Biopsy of the pancreatic tissue was obtained in 25 of the 54 AIP cases and the characteristic findings of pancreatic pathology were loss of the parenchyma, interstitial fibrosis and mononuclear lymphocytic infiltration with occasional formation of lymph follicles [11]. These fibrotic and infiltrative changes were more prominent around the pancreatic duct and its branches, which can be ascribed to the narrowing of the main pancreatic duct and enlargement of the pancreas. The pathogenesis of the disease is not clear at this point. The autoimmune mechanism has been postulated but there has been no definite evidence.


In a patient presenting with chronic pancreatitis with elevated IgG, positive antinuclear antibodies, enlargement of the pancreas on US or CT, and/or irregular narrowing of the main pancreatic duct on ERP or MRI, autoimmune pancreatitis is suspected when pancreatic cancer and other neoplastic pancreatic disease can be ruled out.
Histological confirmation of interstitial fibrosis and mononuclear lymphocytic infiltration of the pancreas is needed for a definite diagnosis of autoimmune pancreatitis. FNAB can be a useful diagnostic tool in autoimmune pancreatitis.
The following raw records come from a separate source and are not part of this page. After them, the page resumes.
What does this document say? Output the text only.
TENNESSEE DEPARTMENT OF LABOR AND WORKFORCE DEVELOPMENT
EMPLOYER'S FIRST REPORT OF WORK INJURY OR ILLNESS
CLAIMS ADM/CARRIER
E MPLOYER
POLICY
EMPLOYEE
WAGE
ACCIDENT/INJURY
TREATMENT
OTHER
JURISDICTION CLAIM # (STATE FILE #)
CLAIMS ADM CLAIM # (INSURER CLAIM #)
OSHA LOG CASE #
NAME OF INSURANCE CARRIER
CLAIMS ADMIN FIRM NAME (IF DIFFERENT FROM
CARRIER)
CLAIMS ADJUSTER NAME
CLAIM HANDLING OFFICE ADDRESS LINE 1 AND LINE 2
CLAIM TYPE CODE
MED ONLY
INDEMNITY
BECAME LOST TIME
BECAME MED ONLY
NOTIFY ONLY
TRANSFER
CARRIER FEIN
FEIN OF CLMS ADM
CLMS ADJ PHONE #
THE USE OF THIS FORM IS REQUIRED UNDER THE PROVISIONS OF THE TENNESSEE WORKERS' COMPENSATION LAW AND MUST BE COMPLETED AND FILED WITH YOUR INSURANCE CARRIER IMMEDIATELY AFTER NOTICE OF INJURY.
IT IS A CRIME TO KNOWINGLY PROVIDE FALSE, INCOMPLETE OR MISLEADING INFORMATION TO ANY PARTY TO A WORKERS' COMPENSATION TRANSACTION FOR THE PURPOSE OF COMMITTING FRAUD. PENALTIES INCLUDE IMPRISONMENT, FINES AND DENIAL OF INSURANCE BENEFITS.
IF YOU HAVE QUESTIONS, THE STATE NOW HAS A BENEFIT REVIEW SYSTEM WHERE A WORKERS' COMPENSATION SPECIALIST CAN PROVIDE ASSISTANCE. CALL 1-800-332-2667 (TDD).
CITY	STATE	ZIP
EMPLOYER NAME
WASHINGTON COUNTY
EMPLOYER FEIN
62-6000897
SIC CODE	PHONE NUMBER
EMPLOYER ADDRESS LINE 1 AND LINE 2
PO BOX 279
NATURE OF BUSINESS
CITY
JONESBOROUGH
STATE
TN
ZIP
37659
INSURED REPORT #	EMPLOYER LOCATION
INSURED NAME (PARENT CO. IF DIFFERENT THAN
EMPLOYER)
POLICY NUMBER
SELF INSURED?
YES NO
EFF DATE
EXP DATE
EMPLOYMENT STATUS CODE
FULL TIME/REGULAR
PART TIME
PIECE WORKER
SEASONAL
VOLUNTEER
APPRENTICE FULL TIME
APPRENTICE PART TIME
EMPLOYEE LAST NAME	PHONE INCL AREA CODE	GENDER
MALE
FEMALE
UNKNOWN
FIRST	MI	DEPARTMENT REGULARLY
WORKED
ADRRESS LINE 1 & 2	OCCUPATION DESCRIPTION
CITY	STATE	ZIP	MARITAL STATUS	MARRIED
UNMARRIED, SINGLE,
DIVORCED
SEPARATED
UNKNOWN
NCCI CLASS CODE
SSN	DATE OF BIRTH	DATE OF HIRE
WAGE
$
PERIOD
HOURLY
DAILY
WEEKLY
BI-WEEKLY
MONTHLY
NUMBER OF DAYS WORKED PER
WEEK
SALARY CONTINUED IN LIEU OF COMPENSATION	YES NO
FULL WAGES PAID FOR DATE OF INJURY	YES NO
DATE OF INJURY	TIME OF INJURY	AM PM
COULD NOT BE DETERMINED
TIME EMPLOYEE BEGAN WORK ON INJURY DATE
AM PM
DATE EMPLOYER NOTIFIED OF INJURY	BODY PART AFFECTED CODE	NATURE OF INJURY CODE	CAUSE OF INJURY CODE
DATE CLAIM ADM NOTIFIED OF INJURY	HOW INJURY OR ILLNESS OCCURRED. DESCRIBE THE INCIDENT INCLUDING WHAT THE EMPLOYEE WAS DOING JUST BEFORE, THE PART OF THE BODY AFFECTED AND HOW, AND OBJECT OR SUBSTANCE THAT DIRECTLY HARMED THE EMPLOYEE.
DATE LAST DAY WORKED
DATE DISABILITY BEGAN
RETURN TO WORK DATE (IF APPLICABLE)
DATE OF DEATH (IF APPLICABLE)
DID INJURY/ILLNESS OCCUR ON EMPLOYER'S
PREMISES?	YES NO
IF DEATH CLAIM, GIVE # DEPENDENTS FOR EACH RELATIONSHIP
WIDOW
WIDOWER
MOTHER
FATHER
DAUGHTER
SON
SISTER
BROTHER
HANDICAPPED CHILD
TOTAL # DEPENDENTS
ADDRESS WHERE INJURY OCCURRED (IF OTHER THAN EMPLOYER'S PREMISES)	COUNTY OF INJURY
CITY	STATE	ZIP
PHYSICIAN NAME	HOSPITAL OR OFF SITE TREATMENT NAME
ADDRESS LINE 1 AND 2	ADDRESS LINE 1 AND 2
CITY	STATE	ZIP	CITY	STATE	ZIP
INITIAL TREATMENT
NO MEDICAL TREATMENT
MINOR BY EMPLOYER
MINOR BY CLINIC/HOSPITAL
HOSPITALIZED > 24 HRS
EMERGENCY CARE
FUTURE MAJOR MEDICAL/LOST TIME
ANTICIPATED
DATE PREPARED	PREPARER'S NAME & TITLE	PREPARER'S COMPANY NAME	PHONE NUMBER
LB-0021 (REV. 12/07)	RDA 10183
Oral steroid therapy (oral prednisolone 30-40 mg/day for 3-4 weeks) is effective in the relief of pain and jaundice, as well as in the reduction of the pancreatic enlargement and irregular narrowing of the pancreatic duct. However, contribution of steroid therapy to long-term prognosis requires further confirmation.
Observation of focal enlargement of the pancreas and narrowing of the pancreatic duct during steroid therapy can be used as a therapeutic diagnosis for differentiation of pancreatic cancer and pancreatitis.


Recognition of the disease [17, 18] is clinically important because it is reversible when diagnosed and treated correctly and saves patients from unnecessary surgery due to misdiagnosis of pancreatic cancer.